I'm sure some people can do this; for me, it's much more complex than that.

I can't flip from being dominant to being submissive at the drop of a hat. I personally find that I tend to be highly dominant by nature, and that I derive great satisfaction from dominating my lovers most of the time.

However, sometimes a need to be submissive will grow over a period of time, until I find myself deeply craving this submission and wanting to relinquish control to my partners. When this happens, it becomes very easy for me to submit on an extremely deep level, and that this side of my personality is, during these times, at least as strong as my dominant side.

It tends not to happen overnight; generally speaking, I would say that I'm about 80% dominant and about 20% submissive. There may be a period of many months during which I am completely dominant, followed by weeks of being entirely submissive. Were I to be entirely dominant all the time or entirely submissive all the time, I would unquestionably feel that something was missing from my life.

Nonsense--that just PROVES you aren't REALLY dominant or submissive!

And if you like both Cantonese and Thai cooking, it proves you don't REALLY have a taste for foreign cuisine, right?

The idea that if you are "really" dominant you can't also be submissive, or vice-versa, rests on the fallacy that these two things are opposed to one another, rather than two facets of the same thing. It also denies the basic and observable fact that human beings--or rather, some human beings--are complex, multi-dimensional creatures capable of a startling array of different emotional and philosophical responses.

Of course, I can't speak for everyone here; I've met some people so astonishingly shallow that a walk through the ocean of their souls would barely get your feet wet. But not everyone is like that.

There are people who are not shallow but who nevertheless do not have a submissive element or a masochistic element or a dominant element or whatever to their personalities, just as there are people (like me) who are entirely straight, or people who are entirely gay, and do not have an element of bisexuality in their sexual orientation.

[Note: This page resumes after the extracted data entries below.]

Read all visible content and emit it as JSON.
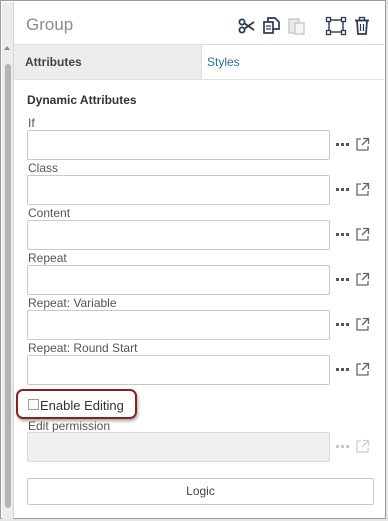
{
  "header": {
    "title": "Group",
    "icons": [
      "scissors-icon",
      "copy-icon",
      "paste-icon",
      "select-group-icon",
      "trash-icon"
    ]
  },
  "tabs": [
    {
      "label": "Attributes",
      "active": true
    },
    {
      "label": "Styles",
      "active": false
    }
  ],
  "section": {
    "title": "Dynamic Attributes"
  },
  "fields": [
    {
      "label": "If",
      "value": ""
    },
    {
      "label": "Class",
      "value": ""
    },
    {
      "label": "Content",
      "value": ""
    },
    {
      "label": "Repeat",
      "value": ""
    },
    {
      "label": "Repeat: Variable",
      "value": ""
    },
    {
      "label": "Repeat: Round Start",
      "value": ""
    }
  ],
  "enable_editing": {
    "label": "Enable Editing",
    "checked": false
  },
  "edit_permission": {
    "label": "Edit permission",
    "value": "",
    "disabled": true
  },
  "logic_button": {
    "label": "Logic"
  },
  "colors": {
    "link": "#2d6ca8",
    "highlight": "#8b2020",
    "active_tab": "#ededed"
  }
}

But often, the people I have seen most vocally decry the idea of switches are not these people; rather, the most vocal of the "one true way" contingent in the BDSM community is made up of the people who are most insecure.

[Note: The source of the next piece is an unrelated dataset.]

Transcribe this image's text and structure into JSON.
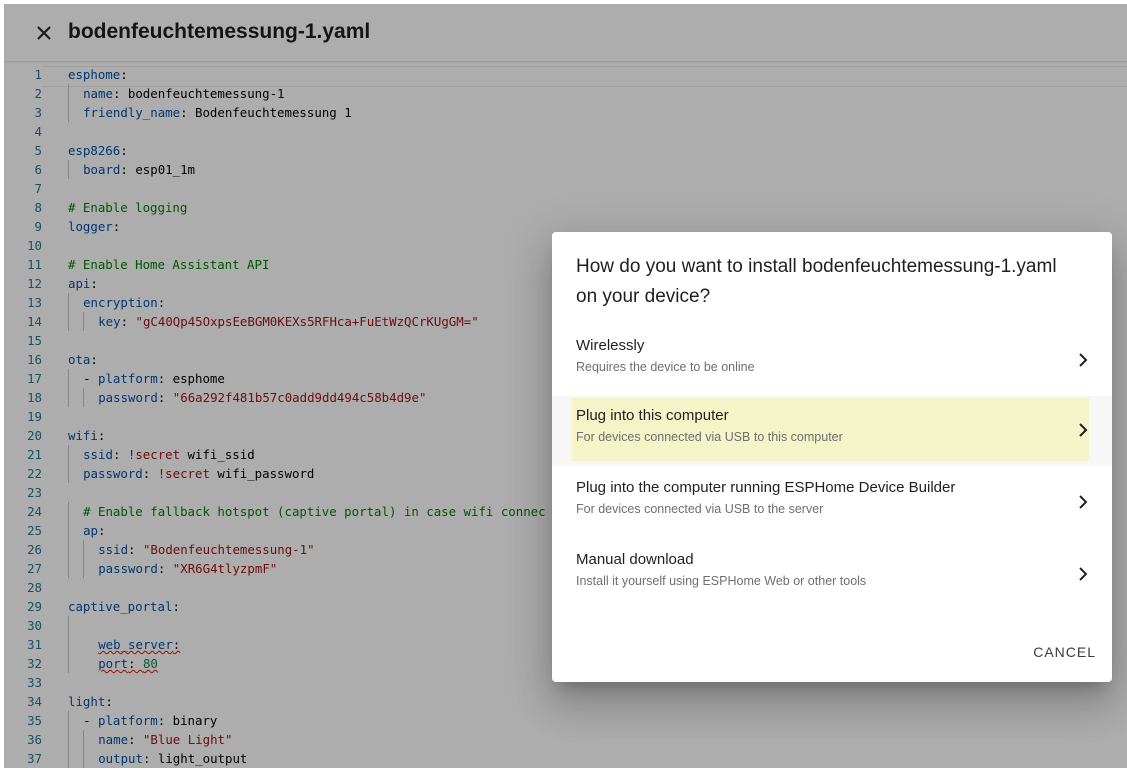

For some people, their ego and their sense of self are tied up in their identity as a dominant or a submissive. This is particularly true of many dominants, who may use their dominance to shield a weak sense of self or a fragile ego. Suggesting to such a person that he or she may have elements of both dominance and submission, or even thatother people can be both dominant and submissive, is very threatening. When your ego is protected by your sense that you are dominant and there is a clear, distinct difference between dominants and submissives, the notion of someone who switches is as threatening as the notion of bisexuality is to a person unsure of his sexual orientation.

But at the end of the day, the fact still remains that not everyone has an identity or a role which is so cut and dried. Many people (I suspect most people) who practice BDSM are capable of doing so from more than one direction. And that's a feature, not a bug.